Angesichts der Ereignisse wird sie ihre Trainerinnenausbildung jetzt vorziehen. "Ich wollte das eigentlich nach meiner Spielerinnenkarriere machen, aber durch diese Möglichkeit beim Klub ziehe ich meinen Plan jetzt vor. Ich glaube, ich werde nächstes Jahr damit starten", berichtet Soravilla, die außerdem kurz vor ihrem Abschluss als Physiotherapeutin steht.

Sabrina Soravilla of Nacional of Uruguay walks with team’s coach Diego Testas

Derweil genießt sie den super Auftritt ihres Klubs bei ihrer dritten Copa Libertadores, der ersten, bei der sie nicht selbst auf dem Platz steht. "Diesmal sind wir noch besser vorbereitet als sonst und überzeugt, dass wir noch mehr leisten können", so die Fussballerin, die früher jedes Tor der beiden Ex-Nationalspieler Egidio Arévalo Ríos und Diego Rodríguez bejubelt hat.

Auch im Hinblick auf das Frauennationalteam Uruguays ist sie optimistisch. "Das Team hat sich gut entwickelt und verfügt über sehr gute Spielerinnen, aber es fehlt die Erfahrung als Team, weil mehrere Spielerinnen im Ausland aktiv sind und es nur wenige Möglichkeiten gibt, zusammenzukommen. Es müsste mehr Freundschaftsspiele geben, um sich besser vorbereiten zu können, aber das Niveau ist nicht schlecht. Hoffentlich reicht es, um bei der nächsten WM dabei zu sein."

Soravilla spricht bereits wie eine Repräsentantin dieser Sportart, an der andere sich ein Beispiel nehmen können. "So sehe ich mich nicht. Mein Fall hatte große Auswirkungen und alle können daraus lernen. Du weißt nie, was dir passieren kann und musst auf alles vorbereitet sein.
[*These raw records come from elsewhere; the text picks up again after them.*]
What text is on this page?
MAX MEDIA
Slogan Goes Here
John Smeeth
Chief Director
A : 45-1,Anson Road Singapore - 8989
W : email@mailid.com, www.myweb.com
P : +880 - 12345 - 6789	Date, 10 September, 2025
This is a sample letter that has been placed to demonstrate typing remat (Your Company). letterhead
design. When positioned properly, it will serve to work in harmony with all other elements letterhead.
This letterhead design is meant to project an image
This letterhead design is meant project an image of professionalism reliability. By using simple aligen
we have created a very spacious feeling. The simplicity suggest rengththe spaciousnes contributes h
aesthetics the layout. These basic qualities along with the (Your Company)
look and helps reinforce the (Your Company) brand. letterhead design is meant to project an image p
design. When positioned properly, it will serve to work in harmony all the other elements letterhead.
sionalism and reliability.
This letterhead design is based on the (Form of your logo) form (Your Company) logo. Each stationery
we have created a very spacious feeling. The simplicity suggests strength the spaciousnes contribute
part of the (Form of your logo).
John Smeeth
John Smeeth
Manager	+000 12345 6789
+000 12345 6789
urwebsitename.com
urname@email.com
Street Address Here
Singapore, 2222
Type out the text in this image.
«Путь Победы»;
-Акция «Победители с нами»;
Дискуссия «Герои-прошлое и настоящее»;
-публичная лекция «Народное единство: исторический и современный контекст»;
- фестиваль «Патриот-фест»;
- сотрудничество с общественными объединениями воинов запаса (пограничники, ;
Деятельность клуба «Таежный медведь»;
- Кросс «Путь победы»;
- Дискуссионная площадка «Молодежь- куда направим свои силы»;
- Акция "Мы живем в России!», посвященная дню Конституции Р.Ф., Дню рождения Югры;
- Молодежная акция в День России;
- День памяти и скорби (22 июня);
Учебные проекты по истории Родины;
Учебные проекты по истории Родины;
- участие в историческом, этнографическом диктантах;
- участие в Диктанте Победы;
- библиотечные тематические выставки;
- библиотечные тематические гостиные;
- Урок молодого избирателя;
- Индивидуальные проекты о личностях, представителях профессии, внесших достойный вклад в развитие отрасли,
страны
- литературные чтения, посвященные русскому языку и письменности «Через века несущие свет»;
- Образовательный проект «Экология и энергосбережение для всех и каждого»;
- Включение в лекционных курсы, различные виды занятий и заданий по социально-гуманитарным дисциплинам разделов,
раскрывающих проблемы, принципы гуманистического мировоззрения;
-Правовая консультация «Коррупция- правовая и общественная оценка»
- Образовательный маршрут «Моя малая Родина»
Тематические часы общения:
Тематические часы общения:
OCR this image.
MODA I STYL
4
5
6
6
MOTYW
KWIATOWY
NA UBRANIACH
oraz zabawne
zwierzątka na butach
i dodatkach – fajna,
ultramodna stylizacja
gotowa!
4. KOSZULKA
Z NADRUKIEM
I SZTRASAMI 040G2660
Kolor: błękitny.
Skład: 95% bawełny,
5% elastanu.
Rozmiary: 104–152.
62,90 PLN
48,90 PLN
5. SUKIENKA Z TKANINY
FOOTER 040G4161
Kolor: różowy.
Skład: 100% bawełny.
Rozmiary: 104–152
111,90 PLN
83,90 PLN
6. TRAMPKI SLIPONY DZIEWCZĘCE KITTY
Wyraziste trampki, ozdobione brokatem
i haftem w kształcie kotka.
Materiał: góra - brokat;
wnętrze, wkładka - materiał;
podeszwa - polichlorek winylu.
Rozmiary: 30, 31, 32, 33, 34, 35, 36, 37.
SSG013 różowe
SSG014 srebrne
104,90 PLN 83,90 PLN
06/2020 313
Das wichtigste Thema ist die Ausbildung." 

Sie zieht vor allem zwei Schlüsse: "Viele Spielerinnen haben die Chance, vom Fussball zu leben, aber du brauchst immer eine Grundlage, einen Lebensplan B, auf den du zurückgreifen kannst. Und es ist wichtig, das Ganze zu genießen. Manchmal vergisst du das, weil sich eine gewisse Routine einschleicht, und wenn dir dann etwas so Schönes genommen wird, wird dir bewusst, dass du jeden Augenblick absolut genießen musst." 

Wir möchten uns bei Dayana Ravelo (Decano) und Diego Andrés Martínez (Nacional de Montevideo) für die Fotos bedanken.